No vĂ­deo, o polĂ­tico critica a Resolução nÂș 715, do Conselho Nacional de SaĂșde, de julho deste ano. O documento traz orientaçÔes para formular o Plano Plurianual e o Plano Nacional de SaĂșde. Um dos pontos da Resolução que se tornou alvo de crĂ­ticas de grupos conservadores Ă© justamente o trecho que cita o aborto, a diretriz 49, que prevĂȘ “intersetorialidade nas açÔes de saĂșde para o combate Ă s desigualdades estruturais e histĂłricas, com a ampliação de polĂ­ticas sociais e de transferĂȘncia de renda, com a legalização do aborto e a legalização da maconha no Brasil”.

Mosquini se apresenta como um parlamentar cristĂŁo. Ele Ă© signatĂĄrio das frentes Parlamentar Mista contra o Aborto e em Defesa da Vida e Parlamentar em Defesa da Vida e da FamĂ­lia. No fim do mĂȘs de agosto, deputados dessas duas frentes fizeram uma ação coordenada para cancelar uma palestra sobre aborto legal na Defensoria PĂșblica da UniĂŁo, no Distrito Federal.

Deputado federal Lucio Antonio Mosquini, do MDB de Rondînia, pagou ao menos R$ 1 mil para impulsionar vídeo contra “drogas, aborto e sexualização de crianças”

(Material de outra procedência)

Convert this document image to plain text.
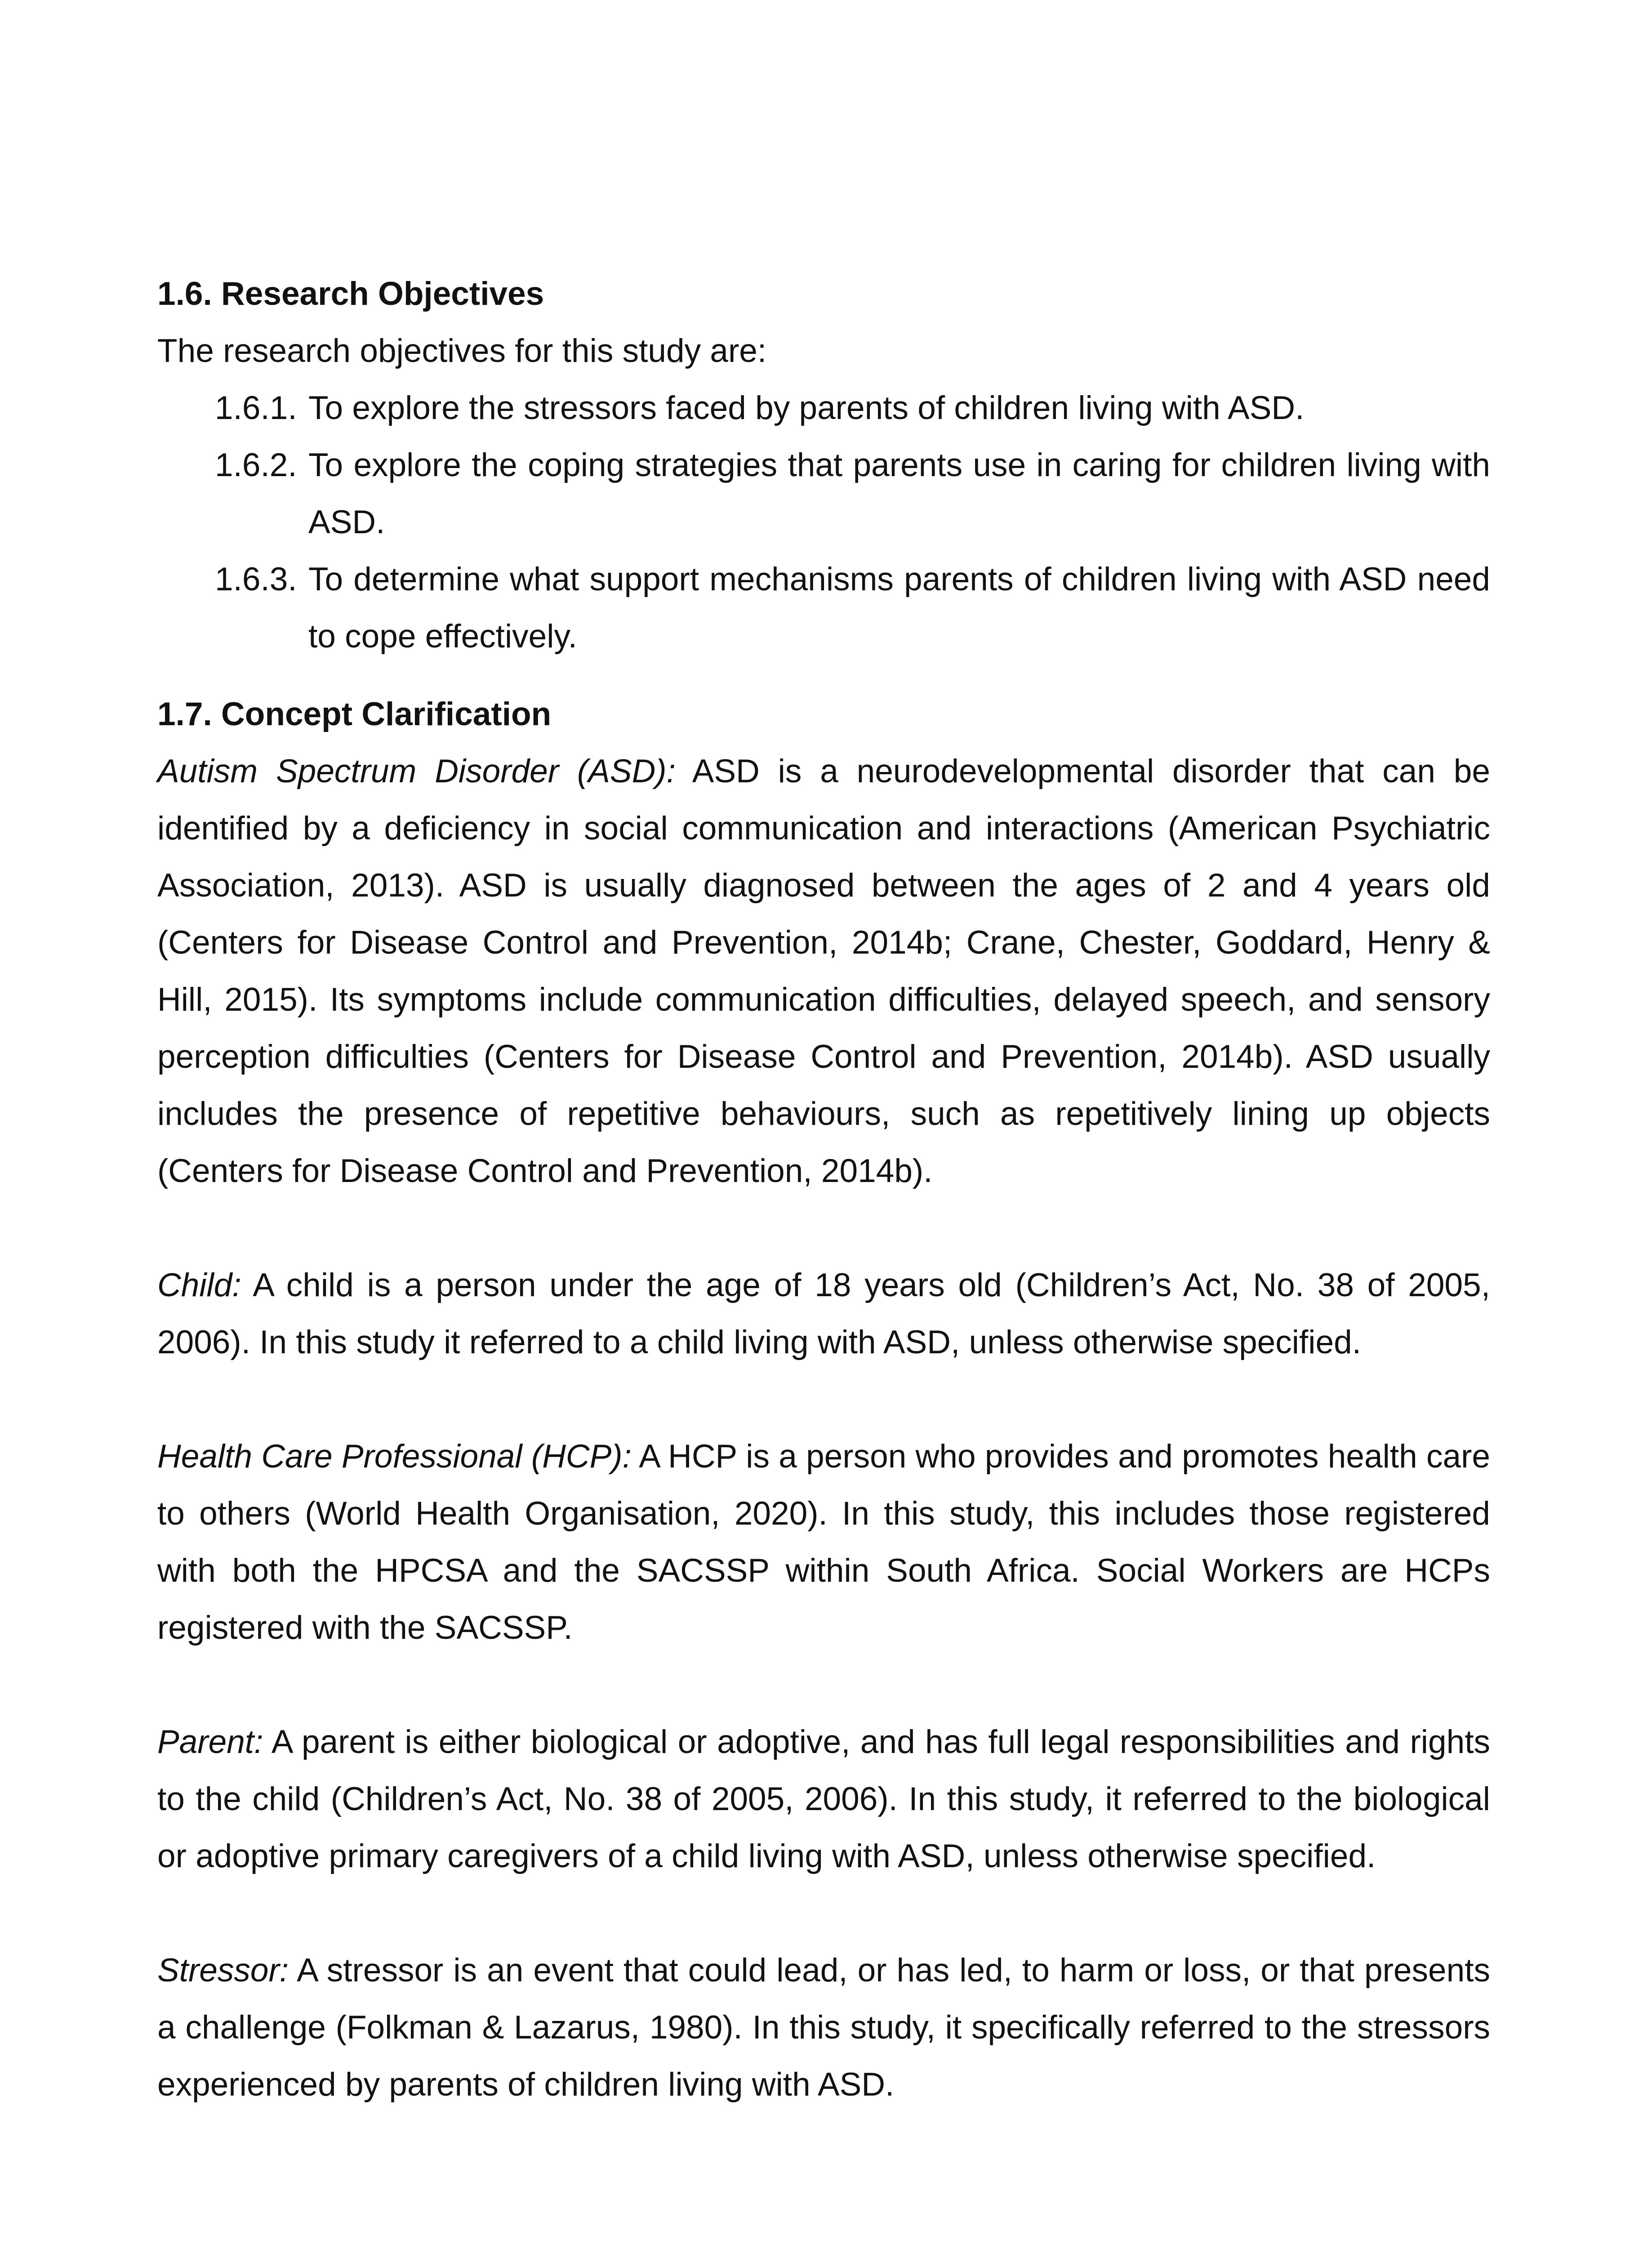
1.6. Research Objectives

The research objectives for this study are:

1.6.1. To explore the stressors faced by parents of children living with ASD.
1.6.2. To explore the coping strategies that parents use in caring for children living with ASD.
1.6.3. To determine what support mechanisms parents of children living with ASD need to cope effectively.

1.7. Concept Clarification

Autism Spectrum Disorder (ASD): ASD is a neurodevelopmental disorder that can be identified by a deficiency in social communication and interactions (American Psychiatric Association, 2013). ASD is usually diagnosed between the ages of 2 and 4 years old (Centers for Disease Control and Prevention, 2014b; Crane, Chester, Goddard, Henry & Hill, 2015). Its symptoms include communication difficulties, delayed speech, and sensory perception difficulties (Centers for Disease Control and Prevention, 2014b). ASD usually includes the presence of repetitive behaviours, such as repetitively lining up objects (Centers for Disease Control and Prevention, 2014b).

Child: A child is a person under the age of 18 years old (Children’s Act, No. 38 of 2005, 2006). In this study it referred to a child living with ASD, unless otherwise specified.

Health Care Professional (HCP): A HCP is a person who provides and promotes health care to others (World Health Organisation, 2020). In this study, this includes those registered with both the HPCSA and the SACSSP within South Africa. Social Workers are HCPs registered with the SACSSP.

Parent: A parent is either biological or adoptive, and has full legal responsibilities and rights to the child (Children’s Act, No. 38 of 2005, 2006). In this study, it referred to the biological or adoptive primary caregivers of a child living with ASD, unless otherwise specified.

Stressor: A stressor is an event that could lead, or has led, to harm or loss, or that presents a challenge (Folkman & Lazarus, 1980). In this study, it specifically referred to the stressors experienced by parents of children living with ASD.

Partido Republicanos publicou anĂșncio antiaborto com nome de Damares

AlĂ©m de perfis de polĂ­ticos, a PĂșblica tambĂ©m encontrou anĂșncios do Republicanos. Desde o dia 20 de setembro, o partido começou a impulsionar uma peça na qual afirma ser “contra o aborto” e que defenderĂŁo a vida desde a concepção “com todas as nossas forças”. O partido diz explicitamente que “o STF nĂŁo pode legislar sobre o aborto”, citando a decisĂŁo de Rosa Weber de pautar o julgamento. O partido afirma estar se mobilizando no Congresso Nacional “para impedir que decisĂ”es como essas prosperem”.

Os dados do Meta mostram um investimento de mais de R$ 100 em um período de menos de 24 horas — o valor deve crescer, visto que a campanha continua ativa. Na tarde do dia 21 de setembro, a peça já havia sido exibida mais de 35 mil vezes.

A campanha do Republicanos é assinada pelos seguintes políticos do partido: Diego Garcia, deputado federal pelo Paranå e vice-presidente da Frente Parlamentar Mista em Defesa da Família e Apoio à Vida; o deputado federal Silas Cùmara, do Amazonas, que é vice-presidente da Defesa da Liberdade Religiosa e presidente da Frente Parlamentar Evangélica; a senadora pelo Distrito Federal e ex-ministra de Bolsonaro Damares Alves; o senador de Roraima Mecias de Jesus; o deputado federal pelo Distrito Federal Paulo Fernando e o deputado federal pelo Espírito Santo Messias Donato.

Partido Republicanos pagou anĂșncio em postagem contra o aborto. No texto, o partido cita Damares e outros polĂ­ticos da sigla

O julgamento no STF

Os ministros do STF devem julgar a ADPF 442, sobre a descriminalização do aborto no Brasil até a 12° semana, entre 22 a 29 de setembro. O julgamento foi liberado pela ministra Rosa Weber, que vai se aposentar em outubro. Essa ação foi protocolada em 2017, pelo PSOL.